For decades, air conditioning and refrigeration manufacturers used chlorofluorocarbons in their products, contributing to the depletion of the ozone layer. Despite appeals from scientists, many companies resisted change until increased consumer concern translated into slumping sales (Tabuchi and Hakim). In 1987, the Montreal Protocol agreement was created to phase out these chemicals, and the result was a shift to hydrofluorocarbons. HFCs are greenhouse gases with 1,000 times the heat-trapping potency of carbon dioxide; one study estimated that the use of HFCs alone could warm the earth by half a degrees Celsius by the end of the century (Barry and Davenport). In October of this year, negotiators from more than 170 countries gathered in Kigali, Rwanda to amend the Montreal Protocol to limit the emission of HFCs used in the air conditioning and refrigeration industry. Experts anticipate that eliminating HFCs could prevent the release of 100 billion tonnes of CO2 by 2050 (King). This time around, the agreement was in part made possible by private sector companies developing more environmentally-friendly alternatives to HFCs and actively lobbying for regulation.
Daiken Industries is a Japanese air-conditioning and refrigerant manufacturing company. Daiken has differentiated itself by introducing state-of-the-art technologies to the market that address environmental and energy issues and by providing these products to emerging economies (Daiken Global). Following the Kigali talks, the Obama Administration recognized Daiken and several other private sector businesses for their continued commitment to reducing harmful emissions.
On the one hand, Daiken stands to benefit from the effects of climate change; the increase in global temperatures are expected to increase demand for air-conditioners, with the largest increases expected in emerging markets such as China, India and countries in Latin America (Isaac). If the IPCC’s most recent estimates hold true and no additional efforts are taken to reduce climate change, the planet could experience an increase in mean surface temperature of 3.7 to 7.8 degrees Celsius by 2100 (Henderson, Reinart, Dekhtyar, and Migdal). One study found that in South Asia, energy demand for residential air conditioning could increase by nearly 50% due to climate change alone (Isaac). In warmer tropical regions – where much of the world’s population will be concentrated – increased cooling demand would result in increased energy prices for consumers and higher levels of HFC released into the atmosphere.

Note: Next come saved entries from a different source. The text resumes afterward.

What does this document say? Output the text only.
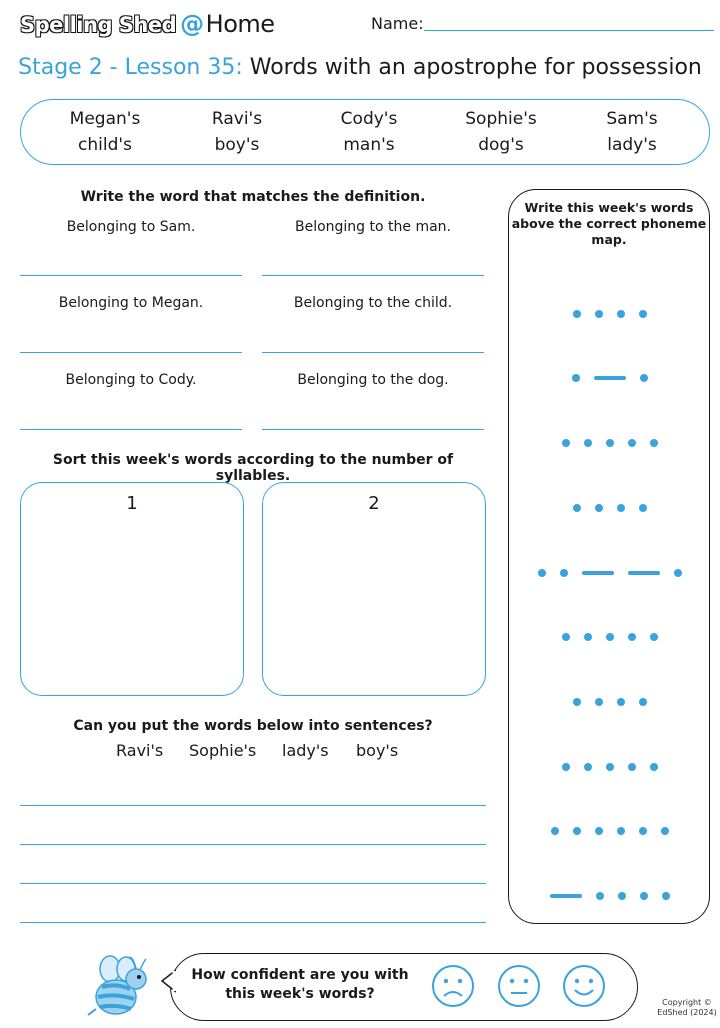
Spelling Shed @Home	Name:
Stage 2 - Lesson 35: Words with an apostrophe for possession
Megan's
child's
Ravi's
boy's
Cody's
man's
Sophie's
dog's
Sam's
lady's
Write the word that matches the definition.
Belonging to Sam.	Belonging to the man.
Belonging to Megan.	Belonging to the child.
Belonging to Cody.	Belonging to the dog.
Sort this week's words according to the number of syllables.
1	2
Can you put the words below into sentences?
Ravi's Sophie's lady's boy's
Write this week's words above the correct phoneme map.
How confident are you with this week's words?
Copyright © EdShed (2024)
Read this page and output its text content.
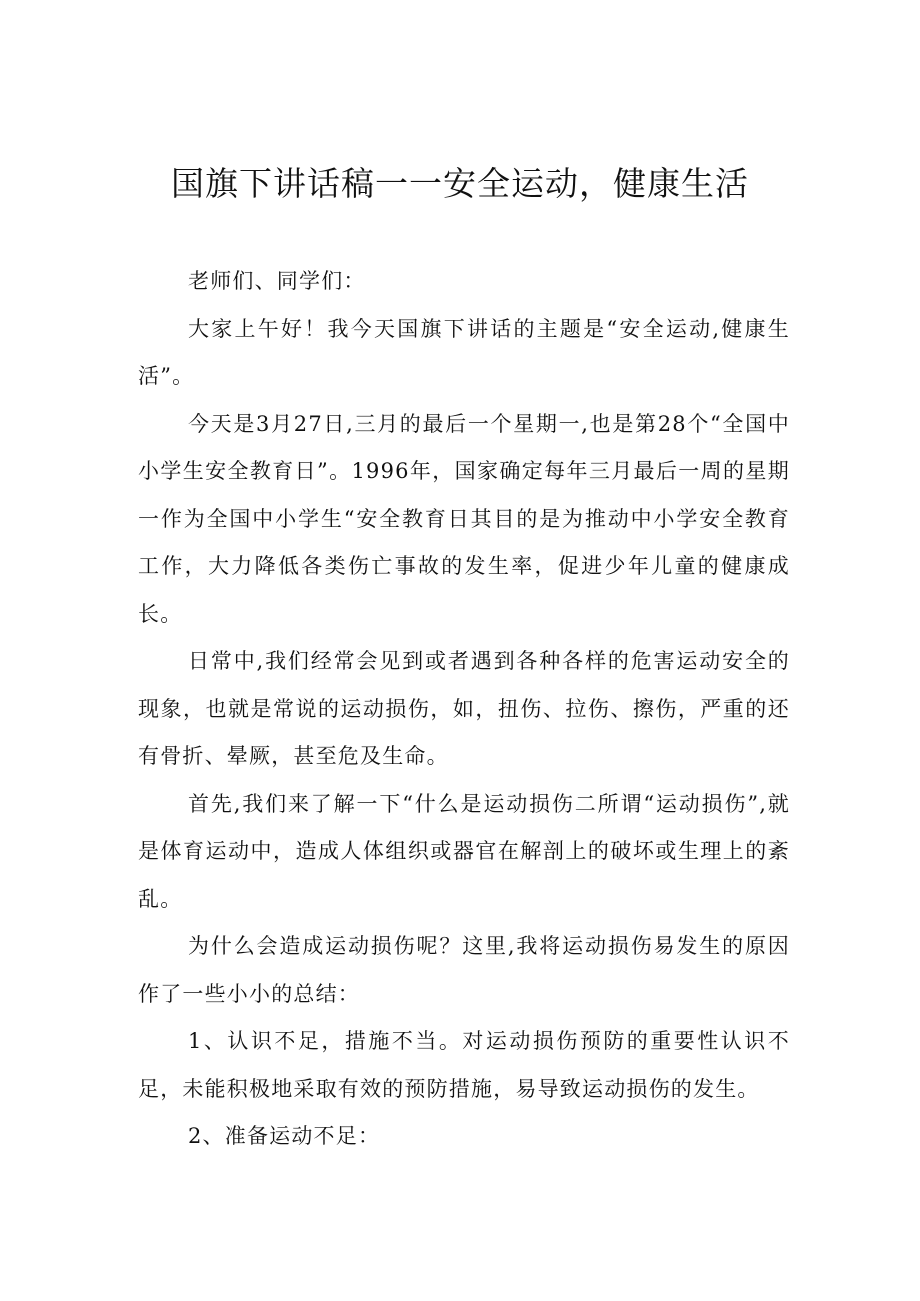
国旗下讲话稿一一安全运动，健康生活

老师们、同学们：

大家上午好！我今天国旗下讲话的主题是“安全运动,健康生活”。

今天是3月27日,三月的最后一个星期一,也是第28个“全国中小学生安全教育日”。1996年，国家确定每年三月最后一周的星期一作为全国中小学生“安全教育日其目的是为推动中小学安全教育工作，大力降低各类伤亡事故的发生率，促进少年儿童的健康成长。

日常中,我们经常会见到或者遇到各种各样的危害运动安全的现象，也就是常说的运动损伤，如，扭伤、拉伤、擦伤，严重的还有骨折、晕厥，甚至危及生命。

首先,我们来了解一下“什么是运动损伤二所谓“运动损伤”,就是体育运动中，造成人体组织或器官在解剖上的破坏或生理上的紊乱。

为什么会造成运动损伤呢？这里,我将运动损伤易发生的原因作了一些小小的总结：

1、认识不足，措施不当。对运动损伤预防的重要性认识不足，未能积极地采取有效的预防措施，易导致运动损伤的发生。

2、准备运动不足：
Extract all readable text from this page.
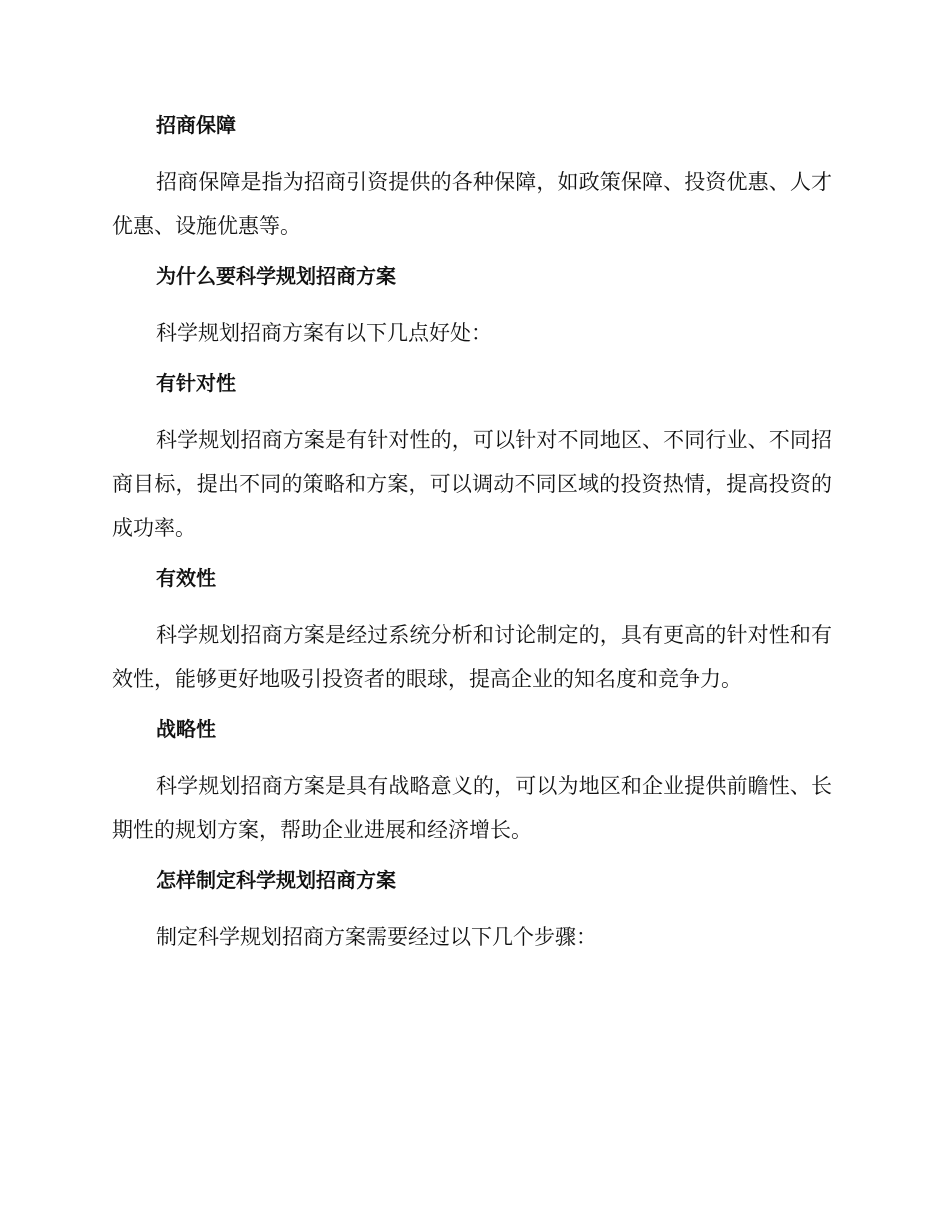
招商保障

招商保障是指为招商引资提供的各种保障，如政策保障、投资优惠、人才优惠、设施优惠等。

为什么要科学规划招商方案

科学规划招商方案有以下几点好处：

有针对性

科学规划招商方案是有针对性的，可以针对不同地区、不同行业、不同招商目标，提出不同的策略和方案，可以调动不同区域的投资热情，提高投资的成功率。

有效性

科学规划招商方案是经过系统分析和讨论制定的，具有更高的针对性和有效性，能够更好地吸引投资者的眼球，提高企业的知名度和竞争力。

战略性

科学规划招商方案是具有战略意义的，可以为地区和企业提供前瞻性、长期性的规划方案，帮助企业进展和经济增长。

怎样制定科学规划招商方案

制定科学规划招商方案需要经过以下几个步骤：
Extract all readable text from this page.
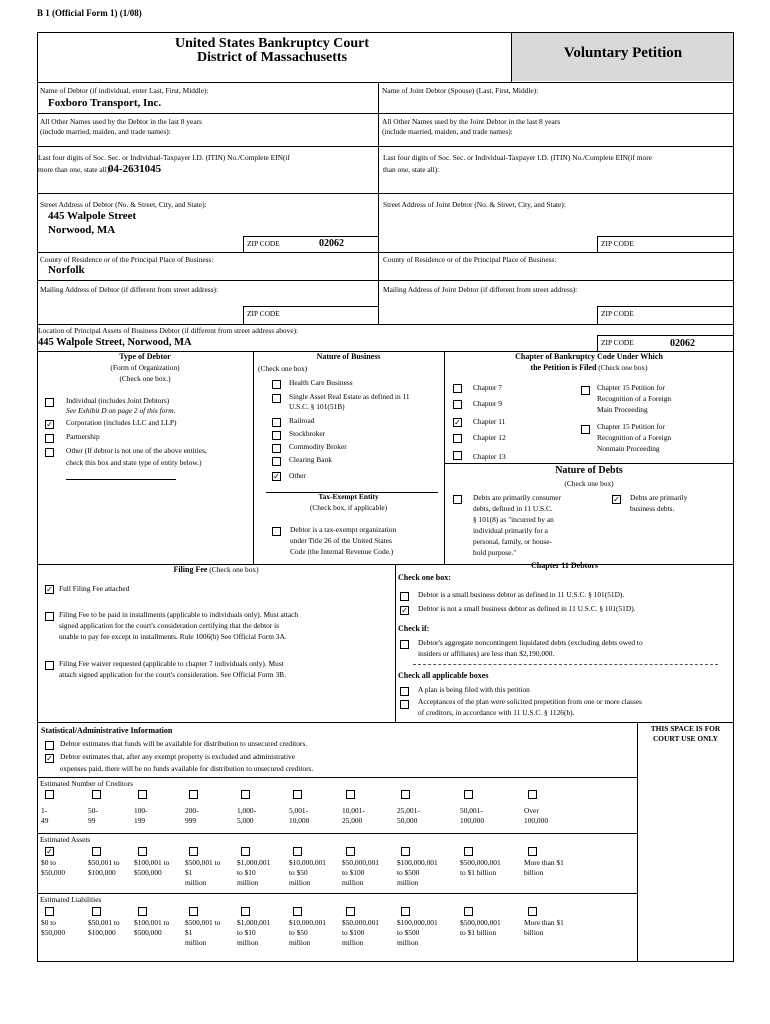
B 1 (Official Form 1) (1/08)
United States Bankruptcy Court
District of Massachusetts	Voluntary Petition
Name of Debtor (if individual, enter Last, First, Middle):
Foxboro Transport, Inc.
Name of Joint Debtor (Spouse) (Last, First, Middle):
All Other Names used by the Debtor in the last 8 years
(include married, maiden, and trade names):
All Other Names used by the Joint Debtor in the last 8 years
(include married, maiden, and trade names):
Last four digits of Soc. Sec. or Individual-Taxpayer I.D. (ITIN) No./Complete EIN(if
more than one, state all):
04-2631045
Last four digits of Soc. Sec. or Individual-Taxpayer I.D. (ITIN) No./Complete EIN(if more
than one, state all):
Street Address of Debtor (No. & Street, City, and State):
445 Walpole Street
Norwood, MA
ZIP CODE	02062
Street Address of Joint Debtor (No. & Street, City, and State):
ZIP CODE
County of Residence or of the Principal Place of Business:
Norfolk
County of Residence or of the Principal Place of Business:
Mailing Address of Debtor (if different from street address):	Mailing Address of Joint Debtor (if different from street address):
ZIP CODE	ZIP CODE
Location of Principal Assets of Business Debtor (if different from street address above):
445 Walpole Street, Norwood, MA	ZIP CODE	02062
Type of Debtor
(Form of Organization)
(Check one box.)
Individual (includes Joint Debtors)
See Exhibit D on page 2 of this form.
✓ Corporation (includes LLC and LLP)
Partnership
Other (If debtor is not one of the above entities,
check this box and state type of entity below.)
Nature of Business
(Check one box)
Health Care Business
Single Asset Real Estate as defined in 11
U.S.C. § 101(51B)
Railroad
Stockbroker
Commodity Broker
Clearing Bank
✓ Other
Tax-Exempt Entity
(Check box, if applicable)
Debtor is a tax-exempt organization
under Title 26 of the United States
Code (the Internal Revenue Code.)
Chapter of Bankruptcy Code Under Which
the Petition is Filed (Check one box)
Chapter 7
Chapter 9
✓ Chapter 11
Chapter 12
Chapter 13
Chapter 15 Petition for
Recognition of a Foreign
Main Proceeding
Chapter 15 Petition for
Recognition of a Foreign
Nonmain Proceeding
Nature of Debts
(Check one box)
Debts are primarily consumer
debts, defined in 11 U.S.C.
§ 101(8) as "incurred by an
individual primarily for a
personal, family, or house-
hold purpose."
✓ Debts are primarily
business debts.
Filing Fee (Check one box)
✓ Full Filing Fee attached
Filing Fee to be paid in installments (applicable to individuals only). Must attach
signed application for the court's consideration certifying that the debtor is
unable to pay fee except in installments. Rule 1006(b) See Official Form 3A.
Filing Fee waiver requested (applicable to chapter 7 individuals only). Must
attach signed application for the court's consideration. See Official Form 3B.
Chapter 11 Debtors
Check one box:
Debtor is a small business debtor as defined in 11 U.S.C. § 101(51D).
✓ Debtor is not a small business debtor as defined in 11 U.S.C. § 101(51D).
Check if:
Debtor's aggregate noncontingent liquidated debts (excluding debts owed to
insiders or affiliates) are less than $2,190,000.
Check all applicable boxes
A plan is being filed with this petition
Acceptances of the plan were solicited prepetition from one or more classes
of creditors, in accordance with 11 U.S.C. § 1126(b).
Statistical/Administrative Information
Debtor estimates that funds will be available for distribution to unsecured creditors.
✓ Debtor estimates that, after any exempt property is excluded and administrative
expenses paid, there will be no funds available for distribution to unsecured creditors.
THIS SPACE IS FOR
COURT USE ONLY
Estimated Number of Creditors
1-
49
50-
99
100-
199
200-
999
1,000-
5,000
5,001-
10,000
10,001-
25,000
25,001-
50,000
50,001-
100,000
Over
100,000
Estimated Assets
✓
$0 to
$50,000
$50,001 to
$100,000
$100,001 to
$500,000
$500,001 to
$1
million
$1,000,001
to $10
million
$10,000,001
to $50
million
$50,000,001
to $100
million
$100,000,001
to $500
million
$500,000,001
to $1 billion
More than $1
billion
Estimated Liabilities
$0 to
$50,000
$50,001 to
$100,000
$100,001 to
$500,000
$500,001 to
$1
million
$1,000,001
to $10
million
$10,000,001
to $50
million
$50,000,001
to $100
million
$100,000,001
to $500
million
$500,000,001
to $1 billion
More than $1
billion
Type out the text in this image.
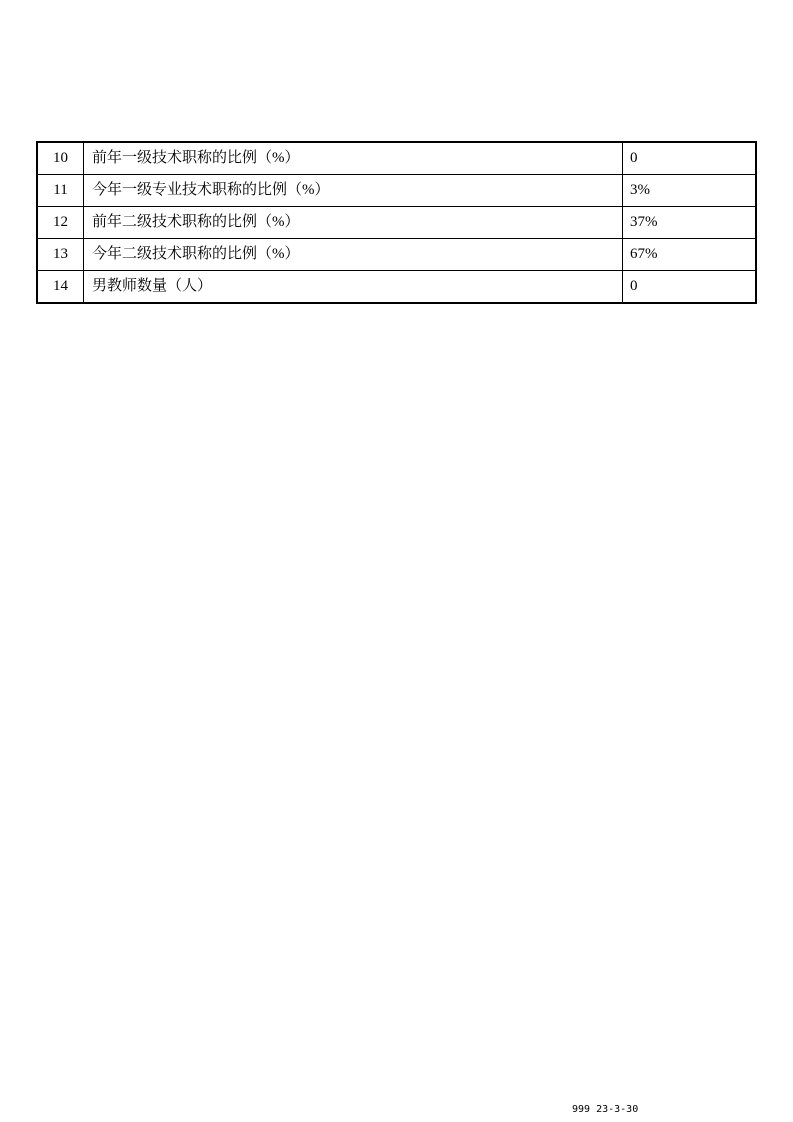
10	前年一级技术职称的比例（%）	0
11	今年一级专业技术职称的比例（%）	3%
12	前年二级技术职称的比例（%）	37%
13	今年二级技术职称的比例（%）	67%
14	男教师数量（人）	0
999 23-3-30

Mitigating the effects of climate change is not just an environmental issue resulting from social and regulatory pressures, but a strategic issue driven by market pressures and technological innovation. Daiken is incentivized to continue to innovate on their products in order to increase efficiency and thus reduce energy costs for consumers so that their business remains competitive. The phase-out of HFCs will no doubt be beneficial to Daiken as well as American chemical companies like Dow and Honeywell, which have been researching and developing environmentally-friendly replacement chemicals (Tabuchi and Hakim).
Daiken is preparing to meet the increased demand for air-conditioners while taking several steps to innovate on their products in order to address the effects of climate change. Daiken already offers environmentally-friendly products like HFC-32 (with just one-third the global warming potential of conventional HFC refrigerant) and has developed a new heating system that reduces CO2 emissions to less than 50% of those from conventional combustion-type heating (Daiken Global). Daiken continues to conduct research aimed at achieving practical use of next-generation refrigerants that contribute less to global warming. Daiken is also designing and developing products that prevent leakage and make it easy to recover refrigerant, as well as new ways to collect refrigerant during the manufacturing stage and product repair so that the chemicals are not released into the atmosphere. Additionally, Daiken is planning to open a global R&D base for creating new social value in the fields of air environment and energy.
Daiken should provide local governments, air conditioner manufacturers, and dealer engineers in developing markets with the knowledge and techniques needed to adopt sustainable technologies. It is imperative that Daiken grows adoption of their eco-friendly products in emerging markets now before the demand for air-conditioners increases substantially as a result of rising temperatures. Otherwise, consumers in developing countries will purchase less sustainable air-conditioners as opposed to leapfrogging – the ideal scenario is for these consumers to not purchase products with conventional HFC refrigerants and instead, skip a step by purchasing the newer, eco-friendly alternatives. Consumers in these developing countries are typically very price-sensitive, so Daiken will need to make sure to keep the prices affordable for these consumers in order to drive large-scale adoption. Lastly, Daiken can reduce the effects of climate change by training more technicians in emerging markets to reduce refrigerant leaks during installation and repair, which helps limit emissions of greenhouse gases.